Image: Katharine Shilcutt

I reached out to Cecil Schmidt and wife Janet for comment, but have yet to hear back from them. The Schmidts have owned Triple A since 2001, though the couple changed little about the establishment over the years, retaining everything from the curiously low diner counter and stools to the never-changing line-up of old-school diner waitresses to the hand-breaded chicken fried steak that was a hit at breakfast, lunch and dinner.

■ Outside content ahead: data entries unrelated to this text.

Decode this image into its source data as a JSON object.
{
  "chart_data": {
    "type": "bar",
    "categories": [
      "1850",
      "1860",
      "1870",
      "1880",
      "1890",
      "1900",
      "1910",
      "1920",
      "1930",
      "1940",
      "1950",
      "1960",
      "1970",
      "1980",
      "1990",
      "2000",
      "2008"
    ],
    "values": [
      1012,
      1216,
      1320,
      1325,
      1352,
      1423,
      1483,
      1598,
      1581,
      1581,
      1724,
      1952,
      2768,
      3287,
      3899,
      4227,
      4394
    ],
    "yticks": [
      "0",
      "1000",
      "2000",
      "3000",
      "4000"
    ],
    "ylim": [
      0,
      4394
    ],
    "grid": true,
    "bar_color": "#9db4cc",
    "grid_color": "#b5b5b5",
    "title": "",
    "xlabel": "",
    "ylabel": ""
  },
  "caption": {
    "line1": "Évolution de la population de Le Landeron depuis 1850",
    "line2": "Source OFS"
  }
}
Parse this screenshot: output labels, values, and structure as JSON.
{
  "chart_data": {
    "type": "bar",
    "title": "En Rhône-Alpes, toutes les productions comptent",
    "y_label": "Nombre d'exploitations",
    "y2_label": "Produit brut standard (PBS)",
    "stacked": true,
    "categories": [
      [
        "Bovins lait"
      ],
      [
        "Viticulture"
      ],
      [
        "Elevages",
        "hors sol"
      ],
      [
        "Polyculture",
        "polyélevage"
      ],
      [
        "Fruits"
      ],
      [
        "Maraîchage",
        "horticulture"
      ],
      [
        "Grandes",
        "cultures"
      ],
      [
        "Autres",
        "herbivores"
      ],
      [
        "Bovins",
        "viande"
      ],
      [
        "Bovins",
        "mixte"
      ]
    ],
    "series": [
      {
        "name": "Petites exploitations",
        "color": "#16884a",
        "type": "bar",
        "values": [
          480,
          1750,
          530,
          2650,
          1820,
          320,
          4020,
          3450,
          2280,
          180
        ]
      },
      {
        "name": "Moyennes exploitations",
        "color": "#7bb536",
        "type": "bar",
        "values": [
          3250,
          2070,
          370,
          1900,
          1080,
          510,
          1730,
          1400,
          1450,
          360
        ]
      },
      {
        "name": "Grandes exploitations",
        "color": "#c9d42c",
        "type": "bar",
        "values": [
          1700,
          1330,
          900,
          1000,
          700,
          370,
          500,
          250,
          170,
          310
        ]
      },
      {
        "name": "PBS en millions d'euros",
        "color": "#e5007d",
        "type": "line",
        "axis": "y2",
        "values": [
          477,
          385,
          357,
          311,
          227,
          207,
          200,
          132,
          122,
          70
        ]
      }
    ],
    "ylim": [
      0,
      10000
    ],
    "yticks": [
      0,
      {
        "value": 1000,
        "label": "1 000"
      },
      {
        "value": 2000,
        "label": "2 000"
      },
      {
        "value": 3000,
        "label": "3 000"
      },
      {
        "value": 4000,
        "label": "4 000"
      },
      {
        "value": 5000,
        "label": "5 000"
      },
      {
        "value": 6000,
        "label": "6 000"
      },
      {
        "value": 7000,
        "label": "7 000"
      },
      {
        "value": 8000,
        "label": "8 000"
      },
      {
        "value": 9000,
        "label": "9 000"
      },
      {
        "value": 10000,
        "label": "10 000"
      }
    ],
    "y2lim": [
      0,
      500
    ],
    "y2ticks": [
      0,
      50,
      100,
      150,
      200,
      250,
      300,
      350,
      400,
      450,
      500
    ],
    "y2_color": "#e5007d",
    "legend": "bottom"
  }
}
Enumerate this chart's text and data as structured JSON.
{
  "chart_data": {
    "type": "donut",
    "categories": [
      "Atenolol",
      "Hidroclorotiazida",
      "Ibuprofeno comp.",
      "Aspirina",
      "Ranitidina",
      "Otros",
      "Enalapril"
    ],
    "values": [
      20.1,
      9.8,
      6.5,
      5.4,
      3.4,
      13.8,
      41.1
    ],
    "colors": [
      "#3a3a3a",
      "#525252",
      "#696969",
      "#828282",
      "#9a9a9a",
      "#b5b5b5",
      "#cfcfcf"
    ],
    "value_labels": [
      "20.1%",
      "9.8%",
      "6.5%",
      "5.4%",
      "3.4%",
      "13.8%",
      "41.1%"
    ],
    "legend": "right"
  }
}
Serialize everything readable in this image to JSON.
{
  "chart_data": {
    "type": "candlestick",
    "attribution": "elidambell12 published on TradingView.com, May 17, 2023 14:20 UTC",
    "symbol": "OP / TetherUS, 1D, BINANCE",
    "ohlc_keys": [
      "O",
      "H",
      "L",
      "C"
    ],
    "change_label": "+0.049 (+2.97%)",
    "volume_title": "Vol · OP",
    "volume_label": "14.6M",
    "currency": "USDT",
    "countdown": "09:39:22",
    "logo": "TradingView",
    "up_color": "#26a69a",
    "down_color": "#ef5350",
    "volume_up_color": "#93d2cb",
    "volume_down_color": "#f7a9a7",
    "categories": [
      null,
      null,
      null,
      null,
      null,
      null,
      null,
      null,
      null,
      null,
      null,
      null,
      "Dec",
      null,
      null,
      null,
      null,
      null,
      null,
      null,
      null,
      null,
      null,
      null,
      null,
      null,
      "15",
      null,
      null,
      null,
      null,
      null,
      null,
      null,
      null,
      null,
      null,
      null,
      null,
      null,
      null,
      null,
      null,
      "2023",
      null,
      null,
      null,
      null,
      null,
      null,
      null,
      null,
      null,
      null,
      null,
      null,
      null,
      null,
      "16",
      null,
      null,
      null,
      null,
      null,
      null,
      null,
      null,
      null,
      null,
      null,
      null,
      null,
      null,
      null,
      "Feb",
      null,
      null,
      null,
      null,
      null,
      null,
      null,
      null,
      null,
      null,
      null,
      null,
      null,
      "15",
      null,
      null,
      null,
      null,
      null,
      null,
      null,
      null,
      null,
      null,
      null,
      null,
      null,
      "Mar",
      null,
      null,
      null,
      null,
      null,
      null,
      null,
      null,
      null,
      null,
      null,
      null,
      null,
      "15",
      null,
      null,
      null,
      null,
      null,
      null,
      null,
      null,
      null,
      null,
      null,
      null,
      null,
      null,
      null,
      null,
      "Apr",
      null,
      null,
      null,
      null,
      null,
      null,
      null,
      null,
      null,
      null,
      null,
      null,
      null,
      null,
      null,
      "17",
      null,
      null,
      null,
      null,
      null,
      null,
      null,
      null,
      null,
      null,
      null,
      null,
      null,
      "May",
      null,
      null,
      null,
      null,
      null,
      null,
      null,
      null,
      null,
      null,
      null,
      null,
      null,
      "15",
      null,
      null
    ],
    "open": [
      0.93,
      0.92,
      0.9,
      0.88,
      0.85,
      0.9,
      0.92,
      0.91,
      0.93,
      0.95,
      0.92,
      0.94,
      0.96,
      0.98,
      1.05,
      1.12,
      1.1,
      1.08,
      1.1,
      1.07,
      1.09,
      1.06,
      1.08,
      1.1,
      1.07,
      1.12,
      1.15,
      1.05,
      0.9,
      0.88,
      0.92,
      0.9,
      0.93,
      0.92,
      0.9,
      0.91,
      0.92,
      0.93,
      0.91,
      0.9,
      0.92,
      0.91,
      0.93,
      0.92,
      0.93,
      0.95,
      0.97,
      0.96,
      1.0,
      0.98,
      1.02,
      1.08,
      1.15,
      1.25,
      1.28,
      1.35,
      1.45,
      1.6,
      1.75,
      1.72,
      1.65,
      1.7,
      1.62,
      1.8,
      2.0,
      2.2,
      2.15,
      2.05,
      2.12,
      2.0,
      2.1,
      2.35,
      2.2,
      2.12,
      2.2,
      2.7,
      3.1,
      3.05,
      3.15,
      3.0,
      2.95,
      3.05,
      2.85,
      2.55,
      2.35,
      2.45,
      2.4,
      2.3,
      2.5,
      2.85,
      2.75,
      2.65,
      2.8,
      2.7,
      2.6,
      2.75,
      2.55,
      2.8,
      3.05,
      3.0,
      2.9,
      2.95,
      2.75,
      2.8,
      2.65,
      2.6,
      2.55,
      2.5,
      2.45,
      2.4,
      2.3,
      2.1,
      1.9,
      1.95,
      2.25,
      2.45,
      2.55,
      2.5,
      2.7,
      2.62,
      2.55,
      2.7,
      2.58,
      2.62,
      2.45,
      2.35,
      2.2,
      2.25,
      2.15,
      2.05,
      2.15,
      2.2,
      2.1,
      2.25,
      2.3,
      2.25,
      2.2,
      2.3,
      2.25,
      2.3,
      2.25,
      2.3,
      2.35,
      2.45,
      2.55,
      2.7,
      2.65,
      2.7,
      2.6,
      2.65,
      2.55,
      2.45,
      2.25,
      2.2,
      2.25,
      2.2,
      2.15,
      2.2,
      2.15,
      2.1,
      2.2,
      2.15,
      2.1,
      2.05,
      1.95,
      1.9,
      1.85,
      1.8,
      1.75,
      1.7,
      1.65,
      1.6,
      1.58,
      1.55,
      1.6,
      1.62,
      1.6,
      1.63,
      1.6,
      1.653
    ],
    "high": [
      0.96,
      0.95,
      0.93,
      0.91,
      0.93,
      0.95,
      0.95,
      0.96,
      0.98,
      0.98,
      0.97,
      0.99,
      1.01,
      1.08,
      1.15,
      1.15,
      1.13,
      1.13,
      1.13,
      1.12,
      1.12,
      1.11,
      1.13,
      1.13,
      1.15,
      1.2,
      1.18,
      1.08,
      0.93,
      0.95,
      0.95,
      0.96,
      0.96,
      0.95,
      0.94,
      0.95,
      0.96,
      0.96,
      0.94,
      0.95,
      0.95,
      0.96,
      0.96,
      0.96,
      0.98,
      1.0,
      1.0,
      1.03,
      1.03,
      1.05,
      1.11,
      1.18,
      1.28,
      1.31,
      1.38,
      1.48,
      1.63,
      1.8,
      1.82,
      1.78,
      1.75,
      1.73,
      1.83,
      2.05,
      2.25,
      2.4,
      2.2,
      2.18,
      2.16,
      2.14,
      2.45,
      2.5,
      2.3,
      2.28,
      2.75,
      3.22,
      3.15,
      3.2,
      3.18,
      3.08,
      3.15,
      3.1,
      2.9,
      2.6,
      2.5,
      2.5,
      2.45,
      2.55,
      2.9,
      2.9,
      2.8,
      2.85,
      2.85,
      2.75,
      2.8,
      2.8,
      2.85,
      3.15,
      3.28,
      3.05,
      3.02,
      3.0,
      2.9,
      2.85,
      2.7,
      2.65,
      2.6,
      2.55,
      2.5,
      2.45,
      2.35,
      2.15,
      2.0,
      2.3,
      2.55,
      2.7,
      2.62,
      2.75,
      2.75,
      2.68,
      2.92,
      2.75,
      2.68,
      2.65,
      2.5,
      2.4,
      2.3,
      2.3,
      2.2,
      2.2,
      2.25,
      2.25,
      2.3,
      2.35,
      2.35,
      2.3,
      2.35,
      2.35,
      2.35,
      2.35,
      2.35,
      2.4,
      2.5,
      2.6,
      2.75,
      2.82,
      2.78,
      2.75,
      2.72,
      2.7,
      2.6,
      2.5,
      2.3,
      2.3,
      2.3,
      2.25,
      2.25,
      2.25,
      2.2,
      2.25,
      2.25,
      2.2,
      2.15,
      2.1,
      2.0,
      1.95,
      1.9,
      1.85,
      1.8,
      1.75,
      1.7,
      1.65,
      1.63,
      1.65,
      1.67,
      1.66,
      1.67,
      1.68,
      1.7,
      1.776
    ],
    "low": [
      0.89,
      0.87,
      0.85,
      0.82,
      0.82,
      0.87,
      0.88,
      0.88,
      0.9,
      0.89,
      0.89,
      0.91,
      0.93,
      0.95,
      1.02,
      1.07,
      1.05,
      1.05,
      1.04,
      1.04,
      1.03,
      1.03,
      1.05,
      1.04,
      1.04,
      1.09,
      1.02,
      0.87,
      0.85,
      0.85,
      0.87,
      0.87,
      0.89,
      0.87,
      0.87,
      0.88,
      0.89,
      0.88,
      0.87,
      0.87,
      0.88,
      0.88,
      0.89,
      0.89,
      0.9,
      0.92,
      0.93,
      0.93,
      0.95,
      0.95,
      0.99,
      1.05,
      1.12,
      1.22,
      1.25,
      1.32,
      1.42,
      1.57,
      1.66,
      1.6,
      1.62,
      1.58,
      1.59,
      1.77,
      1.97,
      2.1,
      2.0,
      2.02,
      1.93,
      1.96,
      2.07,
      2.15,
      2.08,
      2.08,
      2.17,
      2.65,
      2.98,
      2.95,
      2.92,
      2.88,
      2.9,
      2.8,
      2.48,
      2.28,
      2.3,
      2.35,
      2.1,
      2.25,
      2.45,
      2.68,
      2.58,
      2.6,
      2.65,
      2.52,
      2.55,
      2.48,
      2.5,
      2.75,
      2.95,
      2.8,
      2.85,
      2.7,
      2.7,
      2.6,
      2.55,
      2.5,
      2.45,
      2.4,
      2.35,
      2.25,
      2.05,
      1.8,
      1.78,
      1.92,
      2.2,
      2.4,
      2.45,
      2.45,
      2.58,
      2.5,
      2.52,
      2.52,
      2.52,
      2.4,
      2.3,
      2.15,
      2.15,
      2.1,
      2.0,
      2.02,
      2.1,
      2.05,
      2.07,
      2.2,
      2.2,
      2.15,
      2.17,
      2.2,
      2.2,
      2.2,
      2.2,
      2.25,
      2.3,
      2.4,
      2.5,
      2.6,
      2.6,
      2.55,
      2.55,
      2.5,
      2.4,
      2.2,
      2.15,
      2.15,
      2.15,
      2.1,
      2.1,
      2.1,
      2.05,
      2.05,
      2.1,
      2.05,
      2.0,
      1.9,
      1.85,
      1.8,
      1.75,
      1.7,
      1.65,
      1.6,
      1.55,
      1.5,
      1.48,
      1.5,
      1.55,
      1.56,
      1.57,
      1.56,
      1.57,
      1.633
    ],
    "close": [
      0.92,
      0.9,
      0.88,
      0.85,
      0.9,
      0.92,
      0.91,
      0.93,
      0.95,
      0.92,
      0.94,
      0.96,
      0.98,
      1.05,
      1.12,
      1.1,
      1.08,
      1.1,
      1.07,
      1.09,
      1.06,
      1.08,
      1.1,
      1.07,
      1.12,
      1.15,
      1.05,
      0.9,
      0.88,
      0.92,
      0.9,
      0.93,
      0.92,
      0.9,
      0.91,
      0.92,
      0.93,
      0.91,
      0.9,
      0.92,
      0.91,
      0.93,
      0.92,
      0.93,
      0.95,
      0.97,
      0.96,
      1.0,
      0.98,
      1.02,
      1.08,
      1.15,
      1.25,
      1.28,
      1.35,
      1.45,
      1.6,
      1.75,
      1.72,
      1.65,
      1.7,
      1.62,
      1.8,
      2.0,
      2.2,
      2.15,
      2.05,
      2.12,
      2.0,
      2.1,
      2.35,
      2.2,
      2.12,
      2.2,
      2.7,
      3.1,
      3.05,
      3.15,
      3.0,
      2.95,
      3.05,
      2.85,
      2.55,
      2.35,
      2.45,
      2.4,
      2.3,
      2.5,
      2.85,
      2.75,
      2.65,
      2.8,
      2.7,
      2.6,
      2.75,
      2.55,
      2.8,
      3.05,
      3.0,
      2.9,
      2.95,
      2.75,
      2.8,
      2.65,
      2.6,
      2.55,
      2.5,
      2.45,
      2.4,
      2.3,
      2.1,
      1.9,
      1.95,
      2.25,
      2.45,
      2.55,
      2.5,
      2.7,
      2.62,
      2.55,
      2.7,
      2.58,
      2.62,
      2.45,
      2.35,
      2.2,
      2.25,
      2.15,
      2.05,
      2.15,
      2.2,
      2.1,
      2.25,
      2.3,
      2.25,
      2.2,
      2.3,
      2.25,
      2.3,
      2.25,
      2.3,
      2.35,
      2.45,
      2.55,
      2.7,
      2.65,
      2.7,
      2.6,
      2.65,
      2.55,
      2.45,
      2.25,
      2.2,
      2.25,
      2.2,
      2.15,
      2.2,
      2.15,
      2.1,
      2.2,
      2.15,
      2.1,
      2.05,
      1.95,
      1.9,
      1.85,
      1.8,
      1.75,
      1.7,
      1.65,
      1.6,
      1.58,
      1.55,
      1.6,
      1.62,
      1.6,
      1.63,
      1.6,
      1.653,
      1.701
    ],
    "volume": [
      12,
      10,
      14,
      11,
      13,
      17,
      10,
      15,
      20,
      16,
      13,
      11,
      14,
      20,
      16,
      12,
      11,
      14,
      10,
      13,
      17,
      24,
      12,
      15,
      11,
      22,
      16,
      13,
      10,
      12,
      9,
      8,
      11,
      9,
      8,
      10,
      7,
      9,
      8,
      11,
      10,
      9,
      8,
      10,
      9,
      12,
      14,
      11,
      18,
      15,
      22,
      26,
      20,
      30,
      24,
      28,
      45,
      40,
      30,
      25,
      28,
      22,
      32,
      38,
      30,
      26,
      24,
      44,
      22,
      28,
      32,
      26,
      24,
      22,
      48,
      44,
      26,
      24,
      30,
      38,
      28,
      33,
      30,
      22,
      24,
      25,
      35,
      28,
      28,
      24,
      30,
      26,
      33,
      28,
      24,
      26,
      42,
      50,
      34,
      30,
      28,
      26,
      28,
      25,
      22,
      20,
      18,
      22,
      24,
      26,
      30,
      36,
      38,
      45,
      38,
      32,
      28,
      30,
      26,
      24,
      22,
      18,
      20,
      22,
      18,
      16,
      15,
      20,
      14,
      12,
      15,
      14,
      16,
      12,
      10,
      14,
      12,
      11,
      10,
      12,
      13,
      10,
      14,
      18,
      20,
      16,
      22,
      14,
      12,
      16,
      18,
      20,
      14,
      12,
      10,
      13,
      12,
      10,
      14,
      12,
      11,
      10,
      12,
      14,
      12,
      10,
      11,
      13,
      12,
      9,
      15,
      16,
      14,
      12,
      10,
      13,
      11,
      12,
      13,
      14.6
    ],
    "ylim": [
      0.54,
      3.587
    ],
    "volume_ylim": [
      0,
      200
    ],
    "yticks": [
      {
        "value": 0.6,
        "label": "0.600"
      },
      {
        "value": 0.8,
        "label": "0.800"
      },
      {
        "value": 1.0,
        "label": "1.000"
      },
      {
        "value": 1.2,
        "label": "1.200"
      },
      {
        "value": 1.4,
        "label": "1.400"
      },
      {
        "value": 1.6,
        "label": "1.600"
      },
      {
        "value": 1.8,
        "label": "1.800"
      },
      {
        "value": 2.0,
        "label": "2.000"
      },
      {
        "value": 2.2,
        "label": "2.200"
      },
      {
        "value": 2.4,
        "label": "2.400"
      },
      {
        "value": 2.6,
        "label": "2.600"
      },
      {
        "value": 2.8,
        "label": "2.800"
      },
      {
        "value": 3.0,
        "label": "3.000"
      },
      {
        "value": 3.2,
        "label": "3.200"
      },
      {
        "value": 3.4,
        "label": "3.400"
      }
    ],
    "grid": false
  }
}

No word yet on the leaseholder’s plans for the space, nor why the terms of the lease made it impossible for the Schmidts to continue operating one of the city’s best-loved diners along one of its most notable strips of land: here on this short corridor of Airline Drive sit some of Houston’s enduring, iconic institutions, including Canino next door, and El Bolillo Bakery, Flores Spice Market, Houston Dairymaids, Connie’s and Tampico, all across the street. Though these spots remain, the loss of Triple A means Airline Drive will never quite be the same.

“I thought that place would be here after the apocalypse, after nothing was left but them and the roaches,” said longtime customer (and frequent Houstonia contributor) Jeff Balke, one of many who can’t quite imagine Houston, nor the fast-changing Heights, without Triple A. “I figured those waitresses would be smoking cigarettes outside the diner and just watching the bombs drop.”